Une des interventions qui m'a paru la plus riche et qui aurait mérité une vraie discussion est celle d'Hélène Tordjman, « Penser la croissance verte avec Jacques Ellul » ; elle montrait que l'on ne se débarrassait pas aussi facilement que cela du déterminisme économique et de la domination (en dernière instance, aurait dit quelqu'un d'autre) du capitalisme. Le thème ellulien de l'autonomisation de la technique et de son accroissement infini – au moins jusqu'à ce que tout pète -gagnerait, semblait-il, à ne pas ignorer ou à ne pas minimiser l'emprise de la finance.
Grand intérêt aussi de l'intervention de David Colon sur « Jacques Ellul et la propagande psychologique ». Les analyses d'Ellul sur la propagande sont un des points forts de son travail. Cf Propagandes, publié en 1962, republié en 2020 aux éditions Economica
Autre point positif ces rencontres : la place accordée à des jeunes chercheurs – je pense en particulier à l'exposé d'Olivier Boucheron, qui est architecte, sur « De la ville à la métropolisation. Jacques Ellul face à la condition urbaine ».

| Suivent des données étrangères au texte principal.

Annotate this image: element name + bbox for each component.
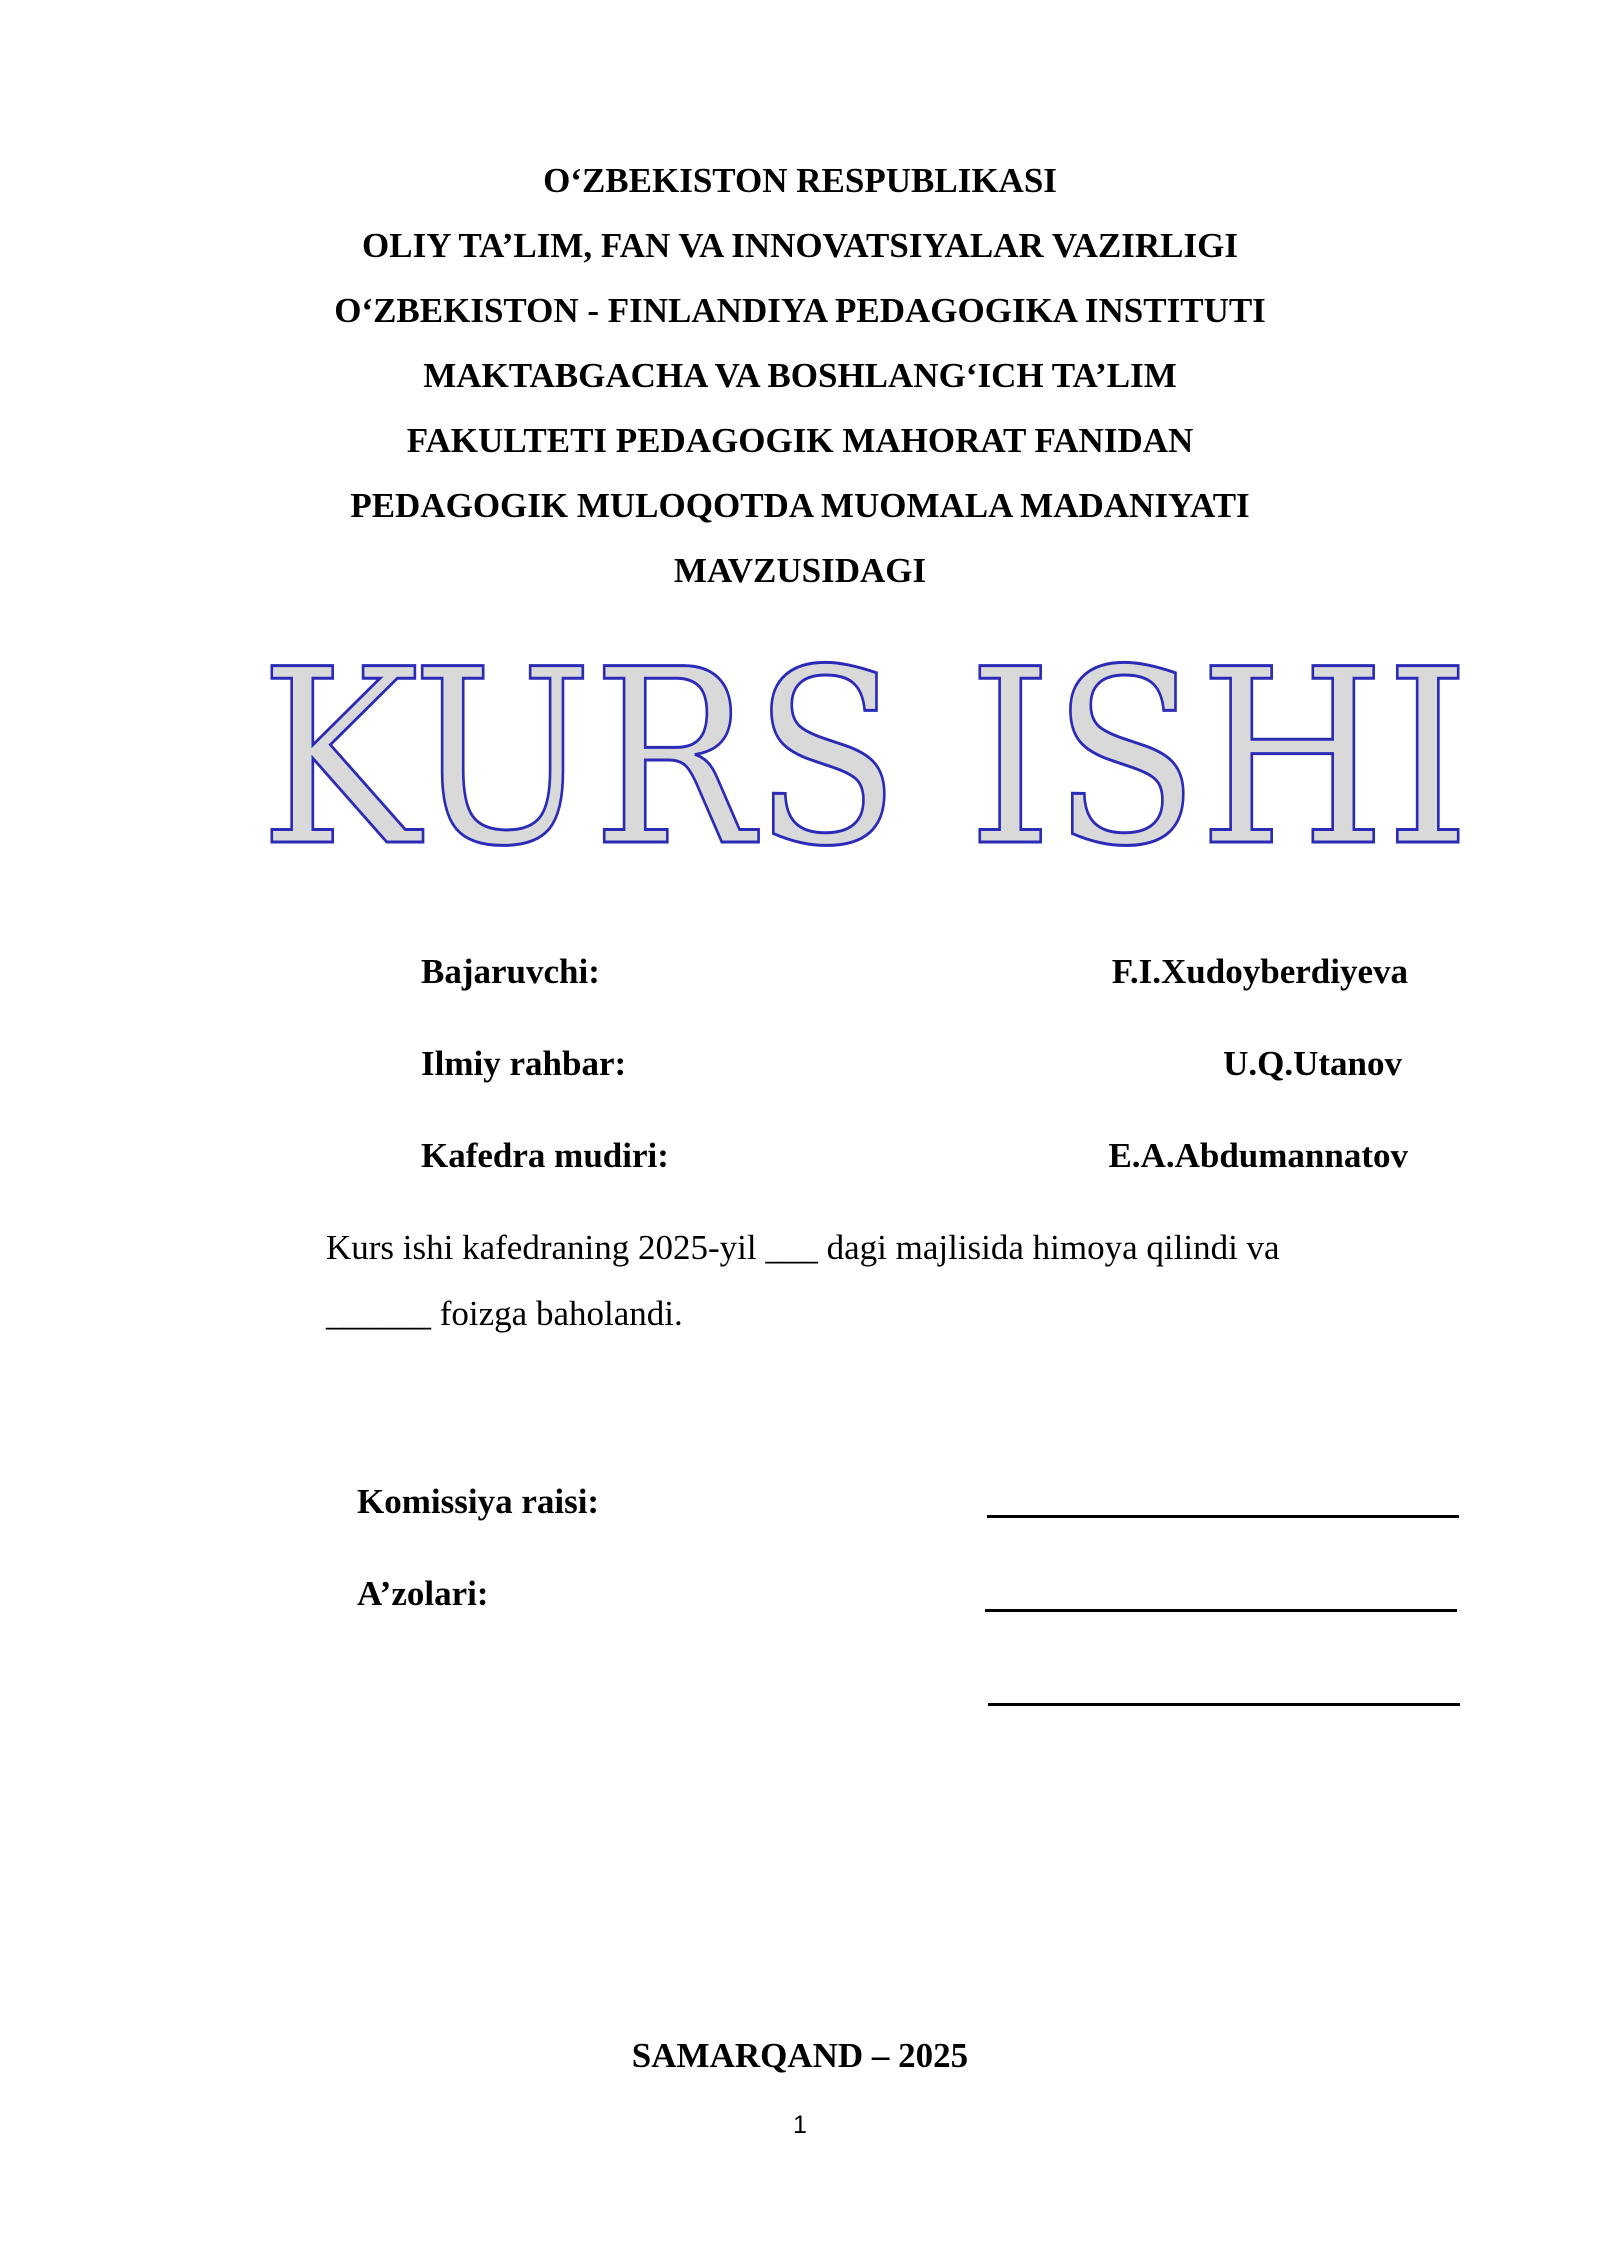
commission-chair-signature-line: [987, 1515, 1459, 1518]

La confrontation de la pensée d'Ellul avec d'autres penseurs terminait ce colloque. « Pensées croisées », un beau programme qui a permis des exposés passionnants sur Abdewahab El Messiri et sur Pasoloni. J'ai pu, pour ma part, vérifier le rejet épidermique de certains à la seule évocation de Michel Serres – mais il est vrai que pour ceux qui n'ont lu que Petite Poucette la discussion n'était guère possible : et ce qu'ils lui reprochaient ce n'était pas tant ses thèses que les 320 000 exemplaires qui s'étaient vendus (jalousie d'auteur, si on peut employer le terme) ; mais on lui a aussi reproché cet article publié dans la Revue Etudes où il montrait que la Sainte Famille ne correspondait pas vraiment à l'image que la morale bourgeoise pudibonde et pharisienne s'en faisait – défendre le mariage pour tous, quelle abomination ! Il y a, dans cette étroitesse d'esprit, une erreur majeure – le moment n'est pas à s'enfermer dans l'idolâtrie d'un penseur, eût-il les qualités d'un Ellul, mais de construire des ponts entre les critiques, venues d'horizons différents, de la main mise du capitalisme sur nos vies et sur la survie du monde.